The fact that there are more rate increases to come does not imply, as the more churlish City analysts were suggesting yesterday, that Mr Clarke has moved too late. With the exception of the partial unwinding of interest rate cuts in the wake of the 1987 stock market crash, this is the first time in recent memory where an upward turn in interest rates has not been forced on the authorities by an attack on the pound. Mr Clarke, with the Governor of the Bank of England breathing over his shoulder, is leading the markets rather than following them.

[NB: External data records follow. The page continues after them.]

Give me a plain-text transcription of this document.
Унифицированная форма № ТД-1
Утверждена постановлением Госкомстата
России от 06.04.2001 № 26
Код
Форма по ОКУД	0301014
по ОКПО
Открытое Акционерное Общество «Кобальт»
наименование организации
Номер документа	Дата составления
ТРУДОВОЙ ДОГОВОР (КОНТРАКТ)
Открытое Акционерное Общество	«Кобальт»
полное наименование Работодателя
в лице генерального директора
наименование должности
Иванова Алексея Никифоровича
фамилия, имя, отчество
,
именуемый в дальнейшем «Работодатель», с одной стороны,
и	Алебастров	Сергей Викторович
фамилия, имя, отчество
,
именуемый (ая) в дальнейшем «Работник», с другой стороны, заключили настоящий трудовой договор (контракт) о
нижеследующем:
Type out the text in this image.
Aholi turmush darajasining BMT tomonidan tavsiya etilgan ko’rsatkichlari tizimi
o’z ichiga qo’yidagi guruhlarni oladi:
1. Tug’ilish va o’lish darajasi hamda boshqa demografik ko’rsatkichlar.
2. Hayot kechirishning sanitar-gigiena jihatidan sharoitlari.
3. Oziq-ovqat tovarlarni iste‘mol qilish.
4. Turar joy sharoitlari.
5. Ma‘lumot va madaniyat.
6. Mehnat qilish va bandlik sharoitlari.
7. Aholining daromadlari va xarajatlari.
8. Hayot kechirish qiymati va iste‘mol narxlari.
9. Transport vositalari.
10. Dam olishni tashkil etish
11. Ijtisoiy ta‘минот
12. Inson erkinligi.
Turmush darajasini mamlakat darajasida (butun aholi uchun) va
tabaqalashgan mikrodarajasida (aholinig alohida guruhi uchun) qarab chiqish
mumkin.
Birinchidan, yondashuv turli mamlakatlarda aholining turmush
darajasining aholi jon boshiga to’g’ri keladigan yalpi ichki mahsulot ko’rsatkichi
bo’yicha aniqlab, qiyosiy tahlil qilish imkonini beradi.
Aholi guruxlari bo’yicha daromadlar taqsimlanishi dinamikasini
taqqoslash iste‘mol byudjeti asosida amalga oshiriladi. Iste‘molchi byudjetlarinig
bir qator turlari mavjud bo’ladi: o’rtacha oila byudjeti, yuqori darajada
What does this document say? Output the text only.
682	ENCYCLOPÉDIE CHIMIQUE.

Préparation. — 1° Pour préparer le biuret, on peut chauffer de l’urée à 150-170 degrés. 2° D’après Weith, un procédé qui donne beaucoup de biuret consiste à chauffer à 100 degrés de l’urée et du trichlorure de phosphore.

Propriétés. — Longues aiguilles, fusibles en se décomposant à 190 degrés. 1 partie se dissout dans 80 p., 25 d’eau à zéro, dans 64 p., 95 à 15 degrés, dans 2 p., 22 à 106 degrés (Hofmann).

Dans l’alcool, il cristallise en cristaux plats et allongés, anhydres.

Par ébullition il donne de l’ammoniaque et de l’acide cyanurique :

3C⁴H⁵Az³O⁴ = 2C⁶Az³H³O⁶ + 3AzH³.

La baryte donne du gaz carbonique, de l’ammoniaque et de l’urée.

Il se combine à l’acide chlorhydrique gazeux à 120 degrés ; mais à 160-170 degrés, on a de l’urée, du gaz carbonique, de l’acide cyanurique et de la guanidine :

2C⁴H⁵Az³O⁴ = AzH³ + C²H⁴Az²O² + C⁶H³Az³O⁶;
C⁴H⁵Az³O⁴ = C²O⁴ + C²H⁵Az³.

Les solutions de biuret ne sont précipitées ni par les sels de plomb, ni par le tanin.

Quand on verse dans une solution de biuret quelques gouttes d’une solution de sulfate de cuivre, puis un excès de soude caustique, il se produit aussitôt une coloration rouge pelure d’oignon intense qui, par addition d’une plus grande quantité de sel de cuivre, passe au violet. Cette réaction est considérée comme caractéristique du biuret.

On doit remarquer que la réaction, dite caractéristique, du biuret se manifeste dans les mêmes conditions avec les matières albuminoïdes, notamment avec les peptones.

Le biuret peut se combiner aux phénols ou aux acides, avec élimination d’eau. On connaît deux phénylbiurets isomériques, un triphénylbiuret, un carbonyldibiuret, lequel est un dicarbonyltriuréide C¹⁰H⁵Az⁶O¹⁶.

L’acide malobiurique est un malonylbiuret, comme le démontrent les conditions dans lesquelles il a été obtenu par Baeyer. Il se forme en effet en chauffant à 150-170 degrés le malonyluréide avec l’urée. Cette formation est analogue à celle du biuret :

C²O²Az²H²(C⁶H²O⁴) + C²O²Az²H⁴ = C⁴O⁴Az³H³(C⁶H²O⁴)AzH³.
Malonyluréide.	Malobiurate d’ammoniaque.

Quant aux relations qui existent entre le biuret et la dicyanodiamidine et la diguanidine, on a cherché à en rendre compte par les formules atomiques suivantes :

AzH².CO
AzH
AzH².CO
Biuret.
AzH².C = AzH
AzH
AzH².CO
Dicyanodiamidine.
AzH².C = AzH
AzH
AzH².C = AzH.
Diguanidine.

Neither do yesterday's economic figures imply, as one analyst suggested, that 'the horse has bolted'. August's rise in inflation was unexpected, but not dramatic. There is no reason to disbelieve Mr Clarke's claim that the figures had no impact on Monday's decision. Even if inflation had fallen again last month, Monday's rise in rates could still have been justified.
Past experience shows that once interest rates begin to rise, they can do so dramatically. In 1984/5 they rose by 5.5 percentage points in nine months and in 1988/9 by 4.5 percentage points in three months. By acting early, Mr Clarke will hope that the eventual increase need not be so great.
In this sense, slowing the economy to restrain inflation is like slowing a speeding car that is approaching a brick wall. The earlier you take your foot off the accelerator, the less sharply you need to hit the brake. But it is important to remember that Monday's move means only that Mr Clarke is no longer pressing the accelerator hard to the floor.
In the coming months he will have to raise rates again until monetary policy is neither pressing on the accelerator nor on the brake. This implies, as Mr Lamont has suggested, perhaps one more rise in base rates this year and then a gradual increase to 7 per cent or so during next year.